The first paragraph of a story in today's NYT by David Carr, entitled "Casting Reality TV becomes a Science", reads, in the online version, like this:
In a suite high above Columbus Circle, Rob LaPlante is looking for next season's breakout television star. There is no agent hovering nearby, no technical crew, just Mr. LaPlante, his assistant and a digital video camera, auditioning Laura Fluor, a car saleswoman from Monmouth County, N.J.

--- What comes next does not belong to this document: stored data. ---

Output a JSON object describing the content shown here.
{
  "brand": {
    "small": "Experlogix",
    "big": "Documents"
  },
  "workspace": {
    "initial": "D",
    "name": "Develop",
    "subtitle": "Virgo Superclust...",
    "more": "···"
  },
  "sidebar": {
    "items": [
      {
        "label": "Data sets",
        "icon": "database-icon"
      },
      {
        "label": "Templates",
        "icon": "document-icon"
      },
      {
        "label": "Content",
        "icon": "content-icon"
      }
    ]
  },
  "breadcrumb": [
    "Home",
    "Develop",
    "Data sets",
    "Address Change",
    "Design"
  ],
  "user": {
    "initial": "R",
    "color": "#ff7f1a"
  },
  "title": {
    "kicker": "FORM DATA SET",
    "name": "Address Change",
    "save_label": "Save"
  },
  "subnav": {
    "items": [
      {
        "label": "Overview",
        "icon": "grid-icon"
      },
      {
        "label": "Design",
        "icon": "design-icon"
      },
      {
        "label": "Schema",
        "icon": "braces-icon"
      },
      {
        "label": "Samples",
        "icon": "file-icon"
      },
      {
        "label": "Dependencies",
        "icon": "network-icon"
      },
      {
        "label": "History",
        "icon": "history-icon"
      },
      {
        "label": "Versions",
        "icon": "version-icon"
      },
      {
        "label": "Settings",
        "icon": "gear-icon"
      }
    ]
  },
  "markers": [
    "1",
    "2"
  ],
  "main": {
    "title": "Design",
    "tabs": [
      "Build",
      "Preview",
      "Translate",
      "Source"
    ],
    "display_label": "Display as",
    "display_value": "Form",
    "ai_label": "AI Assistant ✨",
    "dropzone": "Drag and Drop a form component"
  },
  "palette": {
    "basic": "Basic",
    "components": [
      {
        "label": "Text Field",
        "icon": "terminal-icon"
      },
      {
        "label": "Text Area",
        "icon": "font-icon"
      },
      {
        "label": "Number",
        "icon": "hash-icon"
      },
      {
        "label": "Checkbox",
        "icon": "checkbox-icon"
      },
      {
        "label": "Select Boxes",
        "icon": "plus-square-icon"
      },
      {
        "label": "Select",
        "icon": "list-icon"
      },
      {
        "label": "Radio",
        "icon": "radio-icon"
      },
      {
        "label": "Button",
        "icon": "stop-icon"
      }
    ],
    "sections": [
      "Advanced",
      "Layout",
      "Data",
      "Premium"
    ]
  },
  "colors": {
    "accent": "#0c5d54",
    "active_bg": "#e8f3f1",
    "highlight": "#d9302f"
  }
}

The hyperlink on Laura's last name "Fluor" leads to a page about the Fluor Corporation on the NYT business site, giving us the standard NYT "Company Research" treatment: share price and price history information, a thumbnail description of the company's business ("The Group's principal activities are to provide professional services on a global basis in the fields of engineering, procurement, construction and maintenance...") a list of the latest insider trades, and so on. A similar page is available for any company traded on the major stock exchanges.
There is absolutely nothing in the original Carr article to lead us to believe that Laura Fluor has anything at all to do with the Fluor Corporation. I can't imagine that the writer, an editor or even any human hyperlinker would think that this link was appropriate. So either someone is having a little joke, or the NYT's online site is running some company-name-recognition software that needs work. The state of the art for "entity tagging" is far from perfect, but it's better than this.